Two or three years down the road, would you like to see your enterprise IT security go out of control? Would you like protection to be almost completely reactive, expensive, always responding to emergencies and fraught with surprises?
Try outsourcing .
I'm not talking about a limited-scope project such as outsourcing benefits. I'm talking about the big kahuna - outsourcing the entire IT-network computing environment.
There have been a few very large organizations that turn major applications - or all the network except for applications - over to third-party operations, provisioning and help desk. Outsourcing can save companies a lot of money, but it can also cause them to lose control of IT security .
We have seen many problems over the years. Most come down to the organizational walls that outsourcing erects and the difficulty of anticipating all the contingencies in a contract.
Frequently, outsourcers low-bid their offer to get the business and then try to make it up in change orders. But running IT security two or three years from now the way you ran it last year isn't going to cut it. Threats, vulnerabilities and consequences evolve. You must be able to adapt the architecture.
One company's outsourcer was good at responding to incidents but wasn't helpful in the post-incident review. Again, adaptability erodes. Another company had some business units that had outsourced and some that had not. Confusion over whether a worm had traversed "in scope" or "out of scope" locations complicated its response.

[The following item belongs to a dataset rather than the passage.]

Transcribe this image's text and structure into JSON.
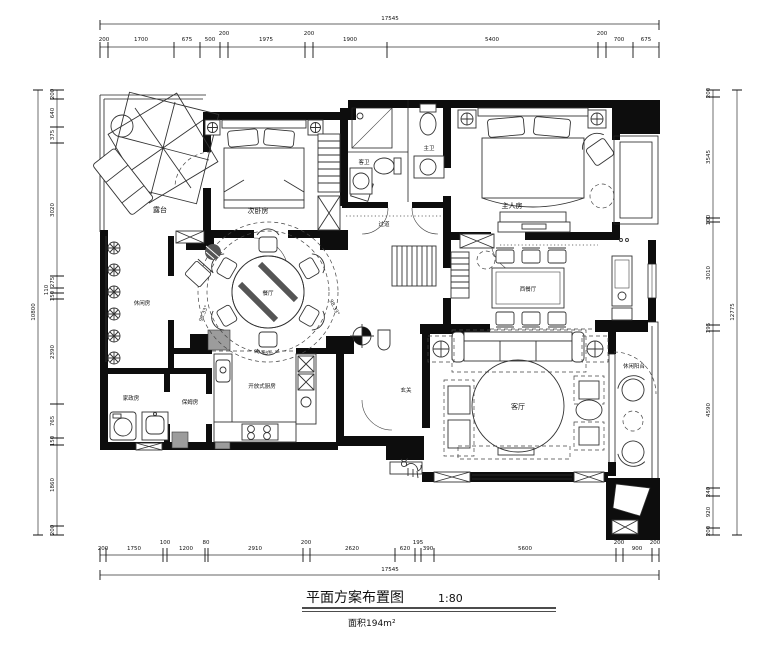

Service-level agreements (SLA) could rebound against security. Modern organizations can no longer rely on a single firewall; large networks generally need to be divided up into zones of trust that separate systems with different connectivity requirements and risk levels. But an outsourcer with an SLA that's based only on performance will resist creating new perimeters after the contract's been inked. A lack of zoning could leave your network wide open to emerging threats.
A company can give up control over IT, but it cannot transfer its responsibility to the shareholders for the potential consequences. If secret formulas or other intellectual property fall into the hands of competitors, or if material deficiencies turn up on a Sarbanes-Oxley audit, blaming the outsourcer is cold comfort.
Be sure that security is considered when you're planning outsourcing or trying to bring an already-outsourced environment back under control. Define security-related roles and responsibilities clearly and completely. Specify clear security objectives in the SLA for integrity, confidentiality, availability, accountability and use control; demand sufficient redundancy; and require sufficient separation of product functions and staff duties to prevent common mode failures. Retain the ability to monitor and audit the outsourcer's environment to independently verify fulfillment of the objectives. Require the contractor to support post-incident review and strategic adaptation of the protection architecture in addition to day-to-day operations and response.